The General Plan is used as the inspiration for Development Plans and Sustainable Communities Plans, which start to hone in on specific regional issues. From those plans, city planners can implement zoning and permitting decisions.
But David Tanoue, director of the city’s Department of Planning and Permitting (DPP), said there’s admittedly an “implementation gap” between the General Plan’s lofty goals and what happens in reality.
“When you do these plans, you’re kind of projecting, you’re kind of guessing, and the farther out you go the more you’re guessing, basing on certain assumptions, but there are different trends and things happen,” he said. “On one hand, we have the general plan and the directives and the policy statements in there. On the other hand, we have the day-to-day understanding of what’s going on, what’s the reality.”
He pointed to the Koolau Loa Sustainable Communities Plan, which is currently being amended and could call for increased development near Laie due to a pent-up housing demand, with an average of nearly six people per household, tops in the state. Opponents have complained that the general plan says Koolau Loa should be home to less than 2 percent of the island’s populace.
Tanoue, an attorney, said that where the General Plan doesn’t line up with existing zoning, the latter carries the day. But he said the city has hired a consultant to look at amending the Land Use Ordinance to reflect the policy statements in the General Plan and Sustainable Communities Plan — a proactive way of making sure reality adheres to policy.

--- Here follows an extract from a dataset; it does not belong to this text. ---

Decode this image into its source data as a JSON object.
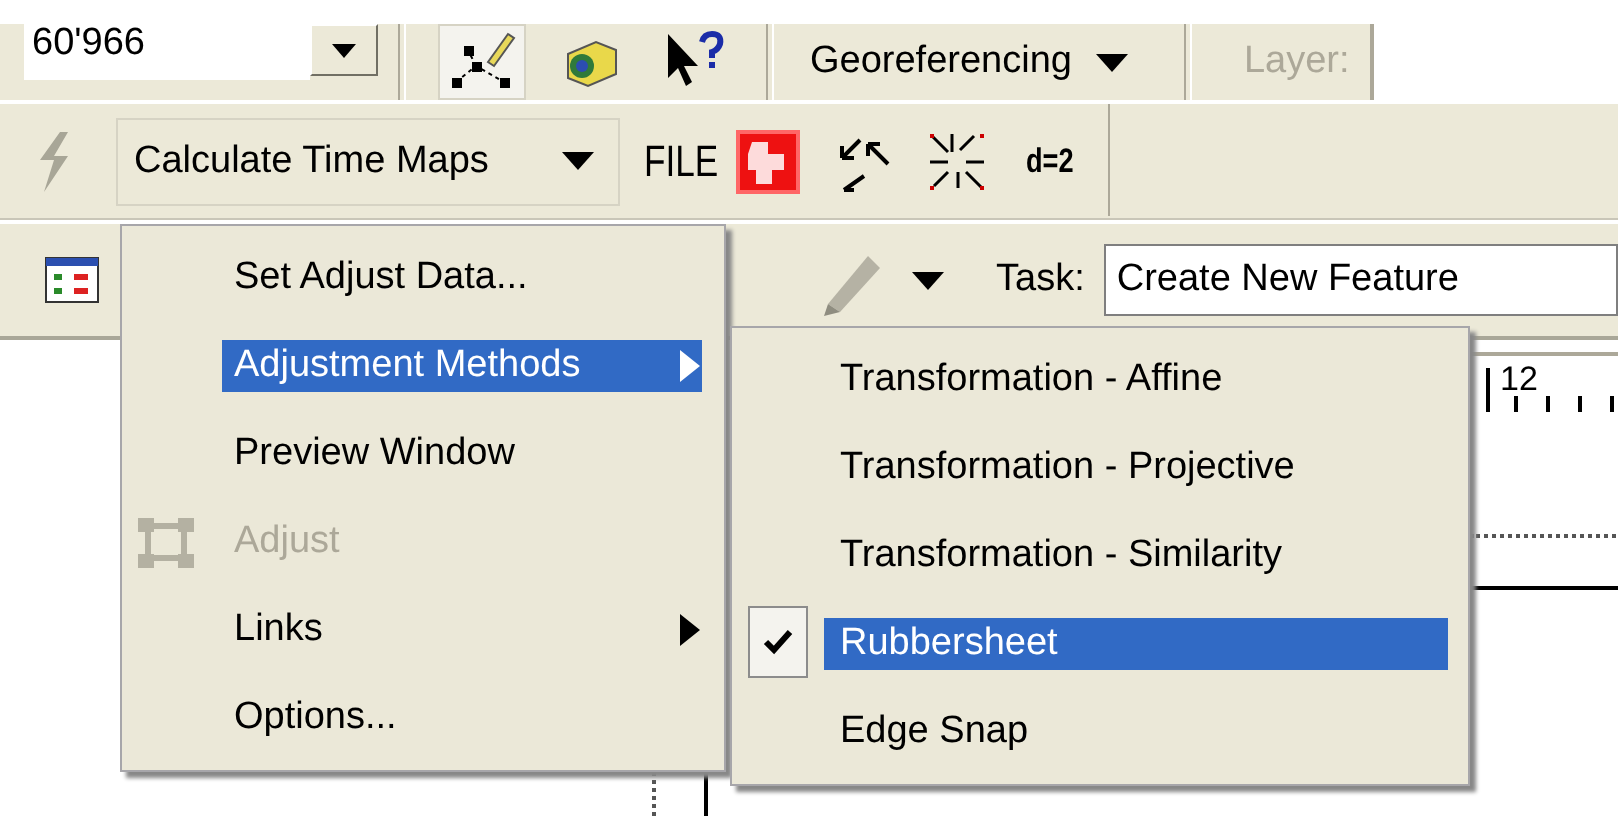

Ezer and his team will compile the input from the public — an online survey, public testimony and written statements submitted through Sept. 1 — and start to put together proposed changes. Concerns raised by citizens — sustainability, high-rise apartment buildings and Hawaii’s unique culture — were among the 11 key planning issues identified by DPP.
More public meetings will be held this fall and in early 2012. Eventually a draft will be submitted to the city’s Planning Commission, and the Honolulu City Council will adopt the final updated plan.